老年精神疾患研究グループ
アルツハイマー病を中心とする認知症疾患は,今日では単なる医学的な問題に留まらず,大きな社会問題となっています. 当グループでは,主にアルツハイマー病などの認知症疾患を対象とした研究を行っています.
基礎研究のみにとどまらず,臨床をも含めた広範な研究を行い,認知症疾患に苦しむ患者さんやご家族のために貢献できることを願っています.
- 認知症疾患の動物モデルを用いた研究
- アルツハイマー病を始めとする認知症疾患の多くで,中枢神経組織にタウと呼ばれる蛋白質が異常な沈着を起こしています. 当グループでは、タウ蛋白をマウスの中枢神経系に過剰発現させたマウスを用いて,認知症疾患の病態解明や,予防法・治療法の開発を目指して研究しています. このマウスは、国際的にも注目を集めている貴重なマウスであり,国内では当グループしか飼育していません. このマウスで起こる病理変化や臨床症状を予防したり治療したりできれば,実際の患者さんの予防や治療に応用できる可能性があります. 競争の激しい分野ですが,国内外の多くの研究者とも議論を重ねながら,研究を進めています.
- 神経病理学的研究
- 剖検脳を用いて,その組織学的検討を行い,各疾患の病態解明に迫るというものです.具体的には,剖検脳から目的の部位を切り出し,染色して光学顕微鏡や電子顕微鏡で観察します.

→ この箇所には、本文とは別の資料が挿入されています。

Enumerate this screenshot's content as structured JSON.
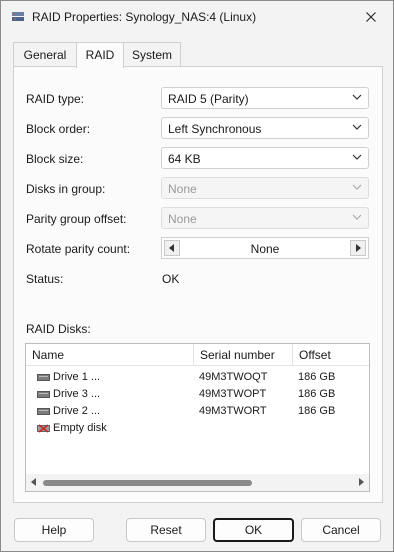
{
  "window": {
    "title": "RAID Properties: Synology_NAS:4 (Linux)"
  },
  "tabs": [
    {
      "label": "General"
    },
    {
      "label": "RAID"
    },
    {
      "label": "System"
    }
  ],
  "form": {
    "raid_type": {
      "label": "RAID type:",
      "value": "RAID 5 (Parity)"
    },
    "block_order": {
      "label": "Block order:",
      "value": "Left Synchronous"
    },
    "block_size": {
      "label": "Block size:",
      "value": "64 KB"
    },
    "disks_in_group": {
      "label": "Disks in group:",
      "value": "None"
    },
    "parity_group_offset": {
      "label": "Parity group offset:",
      "value": "None"
    },
    "rotate_parity_count": {
      "label": "Rotate parity count:",
      "value": "None"
    },
    "status": {
      "label": "Status:",
      "value": "OK"
    }
  },
  "raid_disks": {
    "label": "RAID Disks:",
    "columns": [
      "Name",
      "Serial number",
      "Offset"
    ],
    "rows": [
      {
        "name": "Drive 1 ...",
        "serial": "49M3TWOQT",
        "offset": "186 GB",
        "icon": "drive-icon"
      },
      {
        "name": "Drive 3 ...",
        "serial": "49M3TWOPT",
        "offset": "186 GB",
        "icon": "drive-icon"
      },
      {
        "name": "Drive 2 ...",
        "serial": "49M3TWORT",
        "offset": "186 GB",
        "icon": "drive-icon"
      },
      {
        "name": "Empty disk",
        "serial": "",
        "offset": "",
        "icon": "empty-disk-icon"
      }
    ]
  },
  "buttons": {
    "help": "Help",
    "reset": "Reset",
    "ok": "OK",
    "cancel": "Cancel"
  },
  "colors": {
    "window_bg": "#f3f3f3",
    "panel_bg": "#fbfbfb",
    "disabled_text": "#9a9a9a",
    "empty_disk_red": "#c62828"
  }
}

- 永年の蓄積により,一般的な疾患だけでなく,稀な疾患の貴重な標本も多数あり,特に非アルツハイマー型認知症に関する研究に関しては全国的にも有名です
- 臨床研究
- 近年,認知症疾患を有する高齢者のQOL研究や前頭葉機能検査に関する研究などの臨床研究を手がけています.これらは関連病院との共同研究により,行われているものです.認知症高齢者のQOL評価票を,日本で始めて開発するなど着実に成果を挙げてきています.また、FABやACEといった認知機能検査の日本版も作成しを 検討し報告しています。